Consider a collection with the following three documents:

> db.collection.find()
[
  { _id: 1, field_A: 123, field_B: 456 },
  { _id: 2, field_A: '', field_B: 'ABC' },
  { _id: 3, field_A: '', field_B: '' }
]

When we execute your update (in the mongosh shell), we receive the following response:

> db.collection.updateMany({field_A:""},[{"$set": {field_A : "$field_B" }}])
{
  acknowledged: true,
  insertedId: null,
  matchedCount: 2,
  modifiedCount: 1,
  upsertedCount: 0
}

Here we have matchedCount: 2. There were 2 documents that matched the query predicates of {field_A: ""}. That would be the documents with _id:2 and _id:3.

But we only have modifiedCount: 1. Only one of the documents (id:2) needed to change. The other document (id:3) already had the same value for field_A and field_B (an empty string) so applying the update wouldn't change the document. After the operation completes, the documents now look as follows with the second one having been modified:

> db.collection.find()
[
  { _id: 1, field_A: 123, field_B: 456 },
  { _id: 2, field_A: 'ABC', field_B: 'ABC' },
  { _id: 3, field_A: '', field_B: '' }
]

If we run the update again, we get:

> db.collection.updateMany({field_A:""},[{"$set": {field_A : "$field_B" }}])
{
  acknowledged: true,
  insertedId: null,
  matchedCount: 1,
  modifiedCount: 0,
  upsertedCount: 0
}

This time the second document no longer matched (since we updated field_A to no longer be an empty string). However, the third document still matches but still does not get modified because field_A and field_B are both empty strings.
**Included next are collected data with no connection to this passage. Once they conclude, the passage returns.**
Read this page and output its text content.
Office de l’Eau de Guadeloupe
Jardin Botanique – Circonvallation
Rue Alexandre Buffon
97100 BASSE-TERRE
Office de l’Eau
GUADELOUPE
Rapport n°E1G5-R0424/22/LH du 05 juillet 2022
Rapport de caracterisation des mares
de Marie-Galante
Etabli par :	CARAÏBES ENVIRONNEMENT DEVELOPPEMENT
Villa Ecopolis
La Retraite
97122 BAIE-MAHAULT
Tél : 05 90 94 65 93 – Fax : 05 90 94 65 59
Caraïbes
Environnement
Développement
Here are some related commands that help confirm that:

> //Count the number of documents where both `field_A` and `field_B` are empty strings:
> db.collection.countDocuments({field_A:'', field_B:''})
1
> //Change the filter of the update to exclude documents where `field_B` is an empty string:
> db.collection.updateMany({field_A:"", field_B:{$ne:""}},[{"$set": {field_A : "$field_B" }}])
{
  acknowledged: true,
  insertedId: null,
  matchedCount: 0,
  modifiedCount: 0,
  upsertedCount: 0
}

I would expect the count above to return 2815 in your environment. If you do not expect field_B to contain an empty string for those documents then you may need to take additional actions to correct that.